I am 44 and widowed with 3 kids - 19, 17 and 9. I am really struggling financially as I am trying to survive on the widow's contributory pension of 280 per week. I have numerous loans (they were all in my name so were not written off). I have a mortgage (our mortgage protection had lapsed) and I have the normal expenses of 3 dependents. For the last few months I've been looking for work and found nothing so far. Part of me knows that when work comes it will be such a relief to finally catch up on bills, buy clothes for the kids, and pay many other life expenses but also I'm worried sick because my son is very ill and I'm trying to figure out how to juggle his needs with a job right now.

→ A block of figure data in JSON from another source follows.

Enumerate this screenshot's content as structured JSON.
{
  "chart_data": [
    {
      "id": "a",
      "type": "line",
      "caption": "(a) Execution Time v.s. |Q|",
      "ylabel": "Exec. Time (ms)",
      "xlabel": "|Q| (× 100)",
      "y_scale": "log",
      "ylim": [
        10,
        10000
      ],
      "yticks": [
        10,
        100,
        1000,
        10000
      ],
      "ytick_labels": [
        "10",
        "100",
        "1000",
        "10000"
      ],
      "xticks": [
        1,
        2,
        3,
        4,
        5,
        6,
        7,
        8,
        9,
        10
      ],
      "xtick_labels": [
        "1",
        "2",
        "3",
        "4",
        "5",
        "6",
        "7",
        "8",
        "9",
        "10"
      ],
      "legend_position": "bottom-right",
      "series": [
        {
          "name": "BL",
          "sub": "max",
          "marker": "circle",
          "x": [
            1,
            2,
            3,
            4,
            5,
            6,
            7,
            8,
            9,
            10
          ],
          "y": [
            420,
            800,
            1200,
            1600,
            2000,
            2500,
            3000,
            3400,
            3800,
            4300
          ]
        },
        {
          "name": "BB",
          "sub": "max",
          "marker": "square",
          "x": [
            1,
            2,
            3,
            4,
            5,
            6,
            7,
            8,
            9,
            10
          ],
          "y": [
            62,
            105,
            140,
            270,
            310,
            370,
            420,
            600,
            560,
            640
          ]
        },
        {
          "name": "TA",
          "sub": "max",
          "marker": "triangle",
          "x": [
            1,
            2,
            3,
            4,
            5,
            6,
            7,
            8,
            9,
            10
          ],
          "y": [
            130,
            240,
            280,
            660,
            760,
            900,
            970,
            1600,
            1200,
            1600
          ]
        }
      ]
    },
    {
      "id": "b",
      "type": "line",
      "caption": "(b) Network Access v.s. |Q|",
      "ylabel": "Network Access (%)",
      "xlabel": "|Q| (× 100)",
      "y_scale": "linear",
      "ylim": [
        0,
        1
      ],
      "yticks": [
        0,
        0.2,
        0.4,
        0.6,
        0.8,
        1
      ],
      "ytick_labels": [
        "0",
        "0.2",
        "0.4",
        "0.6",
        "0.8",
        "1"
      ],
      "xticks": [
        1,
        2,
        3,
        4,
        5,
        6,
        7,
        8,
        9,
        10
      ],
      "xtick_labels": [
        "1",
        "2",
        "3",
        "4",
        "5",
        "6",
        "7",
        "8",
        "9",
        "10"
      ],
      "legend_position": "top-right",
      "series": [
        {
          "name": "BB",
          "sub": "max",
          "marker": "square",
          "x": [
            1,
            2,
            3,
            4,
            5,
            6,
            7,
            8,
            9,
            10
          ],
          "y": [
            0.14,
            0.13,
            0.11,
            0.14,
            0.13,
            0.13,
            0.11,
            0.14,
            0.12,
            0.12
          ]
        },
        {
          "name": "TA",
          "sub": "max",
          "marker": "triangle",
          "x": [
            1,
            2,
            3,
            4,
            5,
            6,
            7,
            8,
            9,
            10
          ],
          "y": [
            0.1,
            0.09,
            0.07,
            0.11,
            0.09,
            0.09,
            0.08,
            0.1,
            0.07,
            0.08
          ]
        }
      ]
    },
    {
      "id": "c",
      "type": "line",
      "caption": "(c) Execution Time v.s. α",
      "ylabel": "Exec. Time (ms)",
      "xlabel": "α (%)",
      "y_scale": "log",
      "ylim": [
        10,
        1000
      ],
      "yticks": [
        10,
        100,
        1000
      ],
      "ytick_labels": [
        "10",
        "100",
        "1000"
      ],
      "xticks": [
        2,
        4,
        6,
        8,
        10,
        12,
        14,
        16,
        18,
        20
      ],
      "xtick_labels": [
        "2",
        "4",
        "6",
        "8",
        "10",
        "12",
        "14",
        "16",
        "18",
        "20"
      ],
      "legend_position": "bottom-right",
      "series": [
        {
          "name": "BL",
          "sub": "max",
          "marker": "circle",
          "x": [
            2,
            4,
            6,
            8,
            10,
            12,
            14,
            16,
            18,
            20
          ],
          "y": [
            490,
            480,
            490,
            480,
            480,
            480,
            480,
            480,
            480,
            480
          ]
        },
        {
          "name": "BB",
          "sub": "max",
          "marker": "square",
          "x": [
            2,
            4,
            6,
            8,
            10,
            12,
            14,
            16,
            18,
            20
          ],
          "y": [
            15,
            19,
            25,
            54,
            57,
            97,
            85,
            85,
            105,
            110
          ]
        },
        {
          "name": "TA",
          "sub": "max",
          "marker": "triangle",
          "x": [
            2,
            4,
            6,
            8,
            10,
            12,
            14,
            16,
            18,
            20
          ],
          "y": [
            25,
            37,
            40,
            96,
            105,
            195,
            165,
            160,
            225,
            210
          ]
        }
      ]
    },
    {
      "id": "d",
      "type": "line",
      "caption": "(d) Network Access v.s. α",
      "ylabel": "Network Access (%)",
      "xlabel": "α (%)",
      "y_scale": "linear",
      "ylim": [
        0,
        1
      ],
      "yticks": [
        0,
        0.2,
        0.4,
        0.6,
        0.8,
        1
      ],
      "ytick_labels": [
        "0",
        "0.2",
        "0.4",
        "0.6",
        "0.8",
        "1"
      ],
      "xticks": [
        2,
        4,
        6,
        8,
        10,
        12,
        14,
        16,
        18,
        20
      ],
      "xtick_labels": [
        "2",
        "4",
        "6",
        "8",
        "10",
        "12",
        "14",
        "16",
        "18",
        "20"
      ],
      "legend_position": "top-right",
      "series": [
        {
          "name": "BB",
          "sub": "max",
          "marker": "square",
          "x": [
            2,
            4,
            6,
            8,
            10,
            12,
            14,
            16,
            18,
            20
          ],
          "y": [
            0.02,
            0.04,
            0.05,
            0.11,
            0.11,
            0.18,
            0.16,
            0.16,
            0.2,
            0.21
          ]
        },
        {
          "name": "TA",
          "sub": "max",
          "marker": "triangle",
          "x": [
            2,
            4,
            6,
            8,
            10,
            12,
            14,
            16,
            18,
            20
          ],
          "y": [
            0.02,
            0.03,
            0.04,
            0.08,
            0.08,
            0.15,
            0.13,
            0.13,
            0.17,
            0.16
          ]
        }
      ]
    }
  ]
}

I had my own business for 16 years but that folded in 2011 (hence the lapsed mortgage protection) and work has been very bitty since then. I never claimed social welfare (jobseekers) but as I say I am on the contributory pension since 2012 when my husband died.

Sorry this is long-winded. I just wondered if I might be eligible to half rate Carers Allowance if I can prove that (for now but hopefully not forever) my son is very ill and is in need of care.

To be honest, just his appointments alone (counselling, psychiatrist, GP, school meetings) take up to 10 hours a week including commuting and that's not counting endless nights of tears, suicide threats etc.

My life is pretty f**ked up right now. I want so desperately to be earning again but for now I can't juggle it all.

Does anyone know if I'd be entitled to Carers?


----------



## Deb___ (27 Feb 2014)

And please, no judgements. I don't drink. I don't smoke. No luxuries, no frivolities. Just a **** situation whereby my husband died suddenly, my business folded and now my son is ill.


----------



## WindUp (27 Feb 2014)

I really hope things turn around for you soon

YOu have probably seen this : I If your son fits the requirements for The person receiving care there is no harm in applying

http://www.citizensinformation.ie/e...welfare_payments/carers/carers_allowance.html


----------



## Deb___ (27 Feb 2014)

Thank you WindUp.


----------



## Deb___ (27 Feb 2014)

Thank you WindUp.


----------



## pudds (27 Feb 2014)

It is possible to get half rate carers allowance with widow's pension but you must be providing *full* time care. 

http://www.citizensinformation.ie/e...yments/carers/half_rate_carers_allowance.html

The waiting time for applications to be processed can takes ages, and several appeals may have to be made, but if granted payment will be back dated to when you first applied.


There are urgent needs payments available under the Supplementary Welfare Allowance Scheme.  http://www.citizensinformation.ie/e...fare_schemes/supplementary_welfare_allow.html

You should discuss your financial situation with MABS https://www.mabs.ie/ if you haven't done so all ready, its a free service.


----------